In Core, I routinely employed many of those strategies to learn and solidify the fundamentals of programming through Launch School’s rigorous, in-depth, meticulously curated materials. I supplemented all the readings, documentation, lessons, videos, modules, exercises, study guides, written assessments, live coding assessments, and projects with thousands of flash cards, countless impromptu study groups with peers, and of course, lots and lots of coding. With Launch School and support from the warm, welcoming, international community of students, I learned the basic principles of software engineering, so much so that I was able to turn down an offer for a Software QA position paying $60k halfway through the Core program and never regret doing so.
The Core program teaches the fundamental concepts of software engineering and instills a way of thinking and approaching problems unmatched by any other program. Rather than a four-year degree that focuses on esoteric theorems, low-level constructs, and classic data structures and algorithms, Launch School offers a much more focused, pragmatic education. Rather than all the bootcamps, Launch School has no interest in getting you in and out as fast as possible knowing some React and Rails so you can get a $60k entry level web developer job. If you’re willing to put in the time and effort and strive to constantly ask and find the answer to “What’s happening and why? How about when I tweak this?”, you will master the material.
If you decide to continue with Capstone, you will encounter a completely new kind of learning, where you instead practice reading documentation for what you need to know, prototyping and getting some code working, and continue iterating from there. This kind of just-in-time (JIT) learning would not have been possible for me without the solid foundation and understanding of core software engineering concepts that I gained through the Core program. In Capstone, you’re given a lot of free rein to continually explore unfamiliar, exciting problem domains and spend hours or days researching any number of topics, from triggering AWS lambdas, to how to connect two running Docker containers using a Docker network, to determining what problems Kafka addresses, and much more.

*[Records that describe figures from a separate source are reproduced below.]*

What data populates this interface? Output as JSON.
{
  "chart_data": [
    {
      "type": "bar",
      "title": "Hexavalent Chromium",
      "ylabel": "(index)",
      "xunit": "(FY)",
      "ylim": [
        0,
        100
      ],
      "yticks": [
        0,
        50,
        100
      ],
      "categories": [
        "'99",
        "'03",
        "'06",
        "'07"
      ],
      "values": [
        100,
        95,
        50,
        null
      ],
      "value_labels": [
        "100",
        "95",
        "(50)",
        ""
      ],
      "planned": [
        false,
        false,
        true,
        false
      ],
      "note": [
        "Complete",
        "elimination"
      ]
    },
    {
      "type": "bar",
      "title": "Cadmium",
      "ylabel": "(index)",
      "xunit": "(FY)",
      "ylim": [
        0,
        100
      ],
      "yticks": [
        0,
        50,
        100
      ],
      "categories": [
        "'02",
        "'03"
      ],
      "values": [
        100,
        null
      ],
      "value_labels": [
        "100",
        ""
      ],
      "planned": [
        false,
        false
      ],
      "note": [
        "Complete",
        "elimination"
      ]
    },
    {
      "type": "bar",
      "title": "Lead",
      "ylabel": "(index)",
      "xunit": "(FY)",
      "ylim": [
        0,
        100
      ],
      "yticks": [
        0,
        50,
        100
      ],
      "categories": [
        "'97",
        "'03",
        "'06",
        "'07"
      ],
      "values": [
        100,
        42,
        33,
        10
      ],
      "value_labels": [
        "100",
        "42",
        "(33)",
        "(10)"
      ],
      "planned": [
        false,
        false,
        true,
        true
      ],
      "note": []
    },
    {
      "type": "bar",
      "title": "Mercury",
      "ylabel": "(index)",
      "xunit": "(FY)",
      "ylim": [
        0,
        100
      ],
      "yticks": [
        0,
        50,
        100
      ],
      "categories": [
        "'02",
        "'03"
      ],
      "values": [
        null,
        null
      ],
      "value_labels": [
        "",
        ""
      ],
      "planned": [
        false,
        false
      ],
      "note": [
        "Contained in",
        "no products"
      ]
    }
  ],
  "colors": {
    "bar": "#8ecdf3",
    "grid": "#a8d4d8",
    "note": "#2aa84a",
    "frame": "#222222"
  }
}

After a couple months at my first position post-Capstone, I feel competent and comfortable. I know that what I work on next week could very well involve a tool I’ve never heard of and that I will most certainly be asked to solve problems I have not yet solved. I am confident that with a deep knowledge of the fundamentals and the ability to learn what I need to when I need to, I’ll be able to solve these problems. I’m so excited and so grateful that Launch School has helped me embark on what I know will be a challenging, meaningful career.